Low in cals, high in antioxidants, fiber, potassium and iron, kohlrabi is not a veggie which should be overlooked. It’s hard to explain the taste of kohlrabi, but I guess I would liken it to a mild radish. Great shredded into salad or roasted.

5. Parsnip

Not sure what a parsnip looks like? Look for “white” carrots. They are packed full of nutrients, including fiber, folate, potassium and vitamin C. You can make parsnip mash by cooking them until soft and then mashing with coconut milk and salt. They’re also delicious cut into rounds and roasted.

6. Sweet Potato

Everyone’s favorite tuber is rich in beta-carotene which gives your skin and eyes a healthy glow. They are high in potassium which can help regulate muscle cramps and headaches. Another good one to mash!

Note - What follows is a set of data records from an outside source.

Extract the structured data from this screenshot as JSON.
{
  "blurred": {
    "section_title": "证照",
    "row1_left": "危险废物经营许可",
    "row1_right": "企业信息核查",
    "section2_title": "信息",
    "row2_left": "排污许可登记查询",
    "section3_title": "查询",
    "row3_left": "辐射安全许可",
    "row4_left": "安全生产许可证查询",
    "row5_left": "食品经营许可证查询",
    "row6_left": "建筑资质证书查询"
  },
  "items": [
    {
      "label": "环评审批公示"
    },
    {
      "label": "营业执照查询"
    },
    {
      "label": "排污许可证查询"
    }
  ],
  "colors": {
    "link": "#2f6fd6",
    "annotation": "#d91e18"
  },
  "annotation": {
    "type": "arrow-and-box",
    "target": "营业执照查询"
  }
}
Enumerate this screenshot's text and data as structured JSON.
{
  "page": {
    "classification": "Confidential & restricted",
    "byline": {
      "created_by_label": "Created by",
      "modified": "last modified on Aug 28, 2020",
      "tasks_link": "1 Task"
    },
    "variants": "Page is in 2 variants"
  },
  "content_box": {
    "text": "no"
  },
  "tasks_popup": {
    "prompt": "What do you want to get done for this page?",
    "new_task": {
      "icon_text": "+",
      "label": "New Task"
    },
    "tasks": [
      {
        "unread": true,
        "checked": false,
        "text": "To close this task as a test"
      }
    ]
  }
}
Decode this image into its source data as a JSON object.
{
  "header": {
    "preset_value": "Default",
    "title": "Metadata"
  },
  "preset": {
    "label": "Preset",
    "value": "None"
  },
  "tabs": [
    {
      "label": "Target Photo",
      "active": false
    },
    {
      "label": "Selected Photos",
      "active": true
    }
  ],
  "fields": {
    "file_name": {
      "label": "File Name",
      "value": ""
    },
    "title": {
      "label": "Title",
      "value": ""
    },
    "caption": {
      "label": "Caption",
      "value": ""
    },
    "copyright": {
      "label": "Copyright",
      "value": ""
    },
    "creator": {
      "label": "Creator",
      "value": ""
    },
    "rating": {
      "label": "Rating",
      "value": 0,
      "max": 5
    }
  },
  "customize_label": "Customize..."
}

Try mashing SPs with coconut oil and cinnamon to make a satisfying snack to curb sugar cravings.

7. Turnips

Turnips are kind of a daggy vegetable. Not many people get super excited about turnips, but they’re actually quite delicious and a great addition to any Fall meal. They are part of the cruciferous fam so they’ve got all the anti-cancer awesomeness of their cousins (kale, broccoli, etc.). I throw chopped turnips in soups and stews, hide them in casseroles, or roast them with carrots and onions.

8. Apple

Fall and apples are basically synonymous in my mind. Apples are great for maintaining a healthy heart as they’re super high in polyphenols. They contain fiber and pectin which helps escort toxins and other waste out of your body!

9. Persimmon

A.k.a. the “Food of the Gods” in Latin, persimmons are one of a few foods associated with killing breast cancer cells without harming normal breast cells. Full of healthy vitamin A and C, eat these bad boys when they are ripe and sweet like a tomato.

10. Pomegranate

Poms are a yummy and beautiful superfood. High in antioxidants and anti-inflammatory compounds, they are excellent for heart health and joint health. They’re a great flavor addition to winter salads, or just pop ’em on their own!